A senior minister will continue to work with the woman spear-heading access to medicinal cannabis despite her being investigated by police.
Toni-Marie Matich, co-founder of United in Compassion (UIC), was last year thrust into the public eye through her work with Children's Commissioner Russell Wills, the NZ Drug Foundation and Associate Minister of Health Peter Dunne, to broaden access to medicinal cannabis.
Police confirmed last month they were investigating Matich, who allegedly owes $78,000 to hundreds of ticket-buyers.
Sarah Stevenson, of Wellington, started a Facebook conversation with friends who were all waiting for tickets they had bought from Matich. The conversation quickly grew to include 50 people.
Stevenson said she spoke to police in December after getting a friend to send Matich money for Elton John tickets, which she never received.
But Matich says the correct figure owed is $55,000 and she is in the process of re-mortgaging her home to pay people back as soon as possible.
"For many many years without personal gain or issue I was able to purchase and supply friends and family with discounted tickets to events, as well as often free tickets through a point person."
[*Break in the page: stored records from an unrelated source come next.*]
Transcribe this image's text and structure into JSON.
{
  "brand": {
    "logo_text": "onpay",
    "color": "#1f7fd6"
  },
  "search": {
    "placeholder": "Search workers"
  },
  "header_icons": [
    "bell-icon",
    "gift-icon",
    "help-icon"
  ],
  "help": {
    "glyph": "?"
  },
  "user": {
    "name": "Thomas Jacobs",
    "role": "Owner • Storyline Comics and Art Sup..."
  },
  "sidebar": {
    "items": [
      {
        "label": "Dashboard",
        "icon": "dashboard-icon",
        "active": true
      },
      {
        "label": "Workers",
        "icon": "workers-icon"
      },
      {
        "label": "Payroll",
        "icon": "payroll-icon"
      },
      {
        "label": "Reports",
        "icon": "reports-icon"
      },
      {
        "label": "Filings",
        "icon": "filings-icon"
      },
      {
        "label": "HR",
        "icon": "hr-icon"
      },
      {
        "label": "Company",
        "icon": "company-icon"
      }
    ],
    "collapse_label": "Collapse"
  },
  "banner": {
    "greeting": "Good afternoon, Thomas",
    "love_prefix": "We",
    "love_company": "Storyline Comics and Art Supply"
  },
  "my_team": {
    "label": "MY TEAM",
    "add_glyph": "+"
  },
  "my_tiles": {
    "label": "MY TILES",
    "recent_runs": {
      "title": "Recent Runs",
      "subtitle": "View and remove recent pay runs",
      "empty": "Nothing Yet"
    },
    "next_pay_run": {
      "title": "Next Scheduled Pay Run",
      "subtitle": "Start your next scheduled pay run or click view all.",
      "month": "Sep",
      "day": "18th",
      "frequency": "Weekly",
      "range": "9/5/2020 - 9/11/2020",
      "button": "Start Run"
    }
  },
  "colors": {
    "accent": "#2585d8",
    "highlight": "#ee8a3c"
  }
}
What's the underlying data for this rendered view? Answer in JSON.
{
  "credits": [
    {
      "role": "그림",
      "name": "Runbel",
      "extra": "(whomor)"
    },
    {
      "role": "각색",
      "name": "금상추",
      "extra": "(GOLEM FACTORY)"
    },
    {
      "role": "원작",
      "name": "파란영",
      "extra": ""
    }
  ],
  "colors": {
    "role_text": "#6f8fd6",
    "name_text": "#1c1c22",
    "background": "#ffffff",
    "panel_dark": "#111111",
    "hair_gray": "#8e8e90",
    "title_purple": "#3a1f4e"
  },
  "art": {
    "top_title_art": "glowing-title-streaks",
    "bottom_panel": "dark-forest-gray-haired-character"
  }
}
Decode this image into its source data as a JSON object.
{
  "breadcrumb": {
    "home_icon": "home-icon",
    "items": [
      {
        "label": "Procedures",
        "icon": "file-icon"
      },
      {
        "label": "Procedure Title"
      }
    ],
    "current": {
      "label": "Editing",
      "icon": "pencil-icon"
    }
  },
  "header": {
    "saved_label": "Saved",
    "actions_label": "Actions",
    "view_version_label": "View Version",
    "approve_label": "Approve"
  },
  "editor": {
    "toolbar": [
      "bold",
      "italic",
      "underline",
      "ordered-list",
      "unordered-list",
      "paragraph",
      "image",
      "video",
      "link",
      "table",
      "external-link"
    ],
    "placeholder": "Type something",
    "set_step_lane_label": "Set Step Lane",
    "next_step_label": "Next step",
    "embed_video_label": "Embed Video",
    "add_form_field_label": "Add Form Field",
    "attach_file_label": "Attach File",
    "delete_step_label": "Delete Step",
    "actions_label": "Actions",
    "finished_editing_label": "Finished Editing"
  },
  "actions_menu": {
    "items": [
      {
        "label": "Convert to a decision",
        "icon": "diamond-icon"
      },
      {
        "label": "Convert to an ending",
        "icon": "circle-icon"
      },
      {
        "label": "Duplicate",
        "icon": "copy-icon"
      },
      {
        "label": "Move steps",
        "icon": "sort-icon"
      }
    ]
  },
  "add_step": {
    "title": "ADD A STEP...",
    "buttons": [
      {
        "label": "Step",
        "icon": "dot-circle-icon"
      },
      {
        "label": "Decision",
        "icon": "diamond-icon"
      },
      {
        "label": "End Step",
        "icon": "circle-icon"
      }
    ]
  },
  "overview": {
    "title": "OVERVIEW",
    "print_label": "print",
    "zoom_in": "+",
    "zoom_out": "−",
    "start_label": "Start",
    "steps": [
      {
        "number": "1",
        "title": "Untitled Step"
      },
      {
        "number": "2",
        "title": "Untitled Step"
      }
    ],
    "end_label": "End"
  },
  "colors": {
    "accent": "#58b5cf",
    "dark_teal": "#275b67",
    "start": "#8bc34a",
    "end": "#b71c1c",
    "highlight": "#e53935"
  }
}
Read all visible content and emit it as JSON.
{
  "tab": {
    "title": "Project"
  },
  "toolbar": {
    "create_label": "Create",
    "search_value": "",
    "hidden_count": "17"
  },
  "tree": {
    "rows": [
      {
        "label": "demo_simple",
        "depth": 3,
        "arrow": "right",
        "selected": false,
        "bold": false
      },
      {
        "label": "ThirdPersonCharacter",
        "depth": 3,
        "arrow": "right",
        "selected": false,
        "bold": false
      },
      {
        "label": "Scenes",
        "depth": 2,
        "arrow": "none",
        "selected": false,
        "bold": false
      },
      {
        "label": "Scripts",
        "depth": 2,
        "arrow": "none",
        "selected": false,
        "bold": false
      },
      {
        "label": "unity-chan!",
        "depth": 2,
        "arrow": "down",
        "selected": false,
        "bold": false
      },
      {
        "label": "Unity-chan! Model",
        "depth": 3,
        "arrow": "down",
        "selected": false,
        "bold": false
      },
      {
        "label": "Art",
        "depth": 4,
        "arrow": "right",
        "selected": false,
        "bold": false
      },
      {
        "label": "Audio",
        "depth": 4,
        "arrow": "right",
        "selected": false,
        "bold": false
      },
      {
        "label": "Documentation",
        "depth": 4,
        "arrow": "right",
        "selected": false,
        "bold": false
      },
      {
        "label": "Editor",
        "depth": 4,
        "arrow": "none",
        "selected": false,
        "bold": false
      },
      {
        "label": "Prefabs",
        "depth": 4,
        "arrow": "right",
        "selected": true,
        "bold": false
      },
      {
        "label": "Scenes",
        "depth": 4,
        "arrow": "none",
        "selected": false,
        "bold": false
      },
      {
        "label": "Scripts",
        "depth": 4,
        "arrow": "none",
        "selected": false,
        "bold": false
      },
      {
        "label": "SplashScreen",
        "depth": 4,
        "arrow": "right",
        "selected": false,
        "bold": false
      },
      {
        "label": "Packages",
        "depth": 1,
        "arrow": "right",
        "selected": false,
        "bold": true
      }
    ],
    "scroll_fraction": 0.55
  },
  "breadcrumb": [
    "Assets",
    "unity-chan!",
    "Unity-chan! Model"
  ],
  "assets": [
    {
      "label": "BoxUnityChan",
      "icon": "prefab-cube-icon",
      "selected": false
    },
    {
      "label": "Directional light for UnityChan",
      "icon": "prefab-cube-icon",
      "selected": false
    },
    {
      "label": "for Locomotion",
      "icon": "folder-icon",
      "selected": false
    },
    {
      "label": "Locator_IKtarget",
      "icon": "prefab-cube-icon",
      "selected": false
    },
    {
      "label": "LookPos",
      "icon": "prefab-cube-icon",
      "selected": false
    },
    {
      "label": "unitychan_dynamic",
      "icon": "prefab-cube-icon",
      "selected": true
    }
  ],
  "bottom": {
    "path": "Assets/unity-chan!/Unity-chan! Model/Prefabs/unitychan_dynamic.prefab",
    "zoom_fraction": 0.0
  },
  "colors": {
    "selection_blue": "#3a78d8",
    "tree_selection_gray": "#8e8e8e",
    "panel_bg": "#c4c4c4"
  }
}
Despite the investigation and rumours surrounding Matich, Dunne, who is responsible for signing off on medicinal cannabis applications, said he is happy to continue to work with her on better access to the drug.
Matich said it was an old school friend who provided the tickets who one day "fell off the face of the earth".
"This however came to a head and at a time when I could have made better decisions as to how to best manage the situation, I did not, and the flow on effect of that has been immense," she said.
Both Matich and trustees of UIC confirmed none of the proceeds from ticket sales went into the trust's bank accounts.
Matich, a mother of five, first started advocating for medicinal cannabis when she became aware of its benefits for her daughter who suffers from intractable epilepsy - a seizure disorder that can't be controlled with conventional medicines.
Children's Commissioner Russell Wills is Matich's daughter's paediatrician and has supported Matich in her campaign for medicinal cannabis.
Wills said Matich had done a great job of raising awareness of medicinal cannabis and politicians and officials understood the benefits of it, "we just need to allow that process to take its course".
"There's no reason for Toni's situation to affect that," he said.
Matich said due to being hospitalised for "sensitive and personal reasons that I do not wish to disclose" affected ticket buyers were left with "little understanding of the situation".
"This has resulted in angry, frustrated and hurt people and I am extremely empathetic to all genuinely affected."
"From day one of knowing there was a supply issue I have always focussed on reimbursement and still am."
Matich said the situation has become so inflamed it has felt like a "witch-hunt".
"I wish to remain focussed on the truth of the issue and reimbursing those genuinely owed, this is being currently worked on as fast as possible considering the circumstances."
Matich says the events have "emotionally and mentally" affected her five children and she believes she was targeted because of her "positive work on the medicinal cannabis issue and due to political reasons".
"I am disappointed at my role as CEO of UIC being dragged into this. Never at anytime were ticket funds misappropriated to the charity," she said.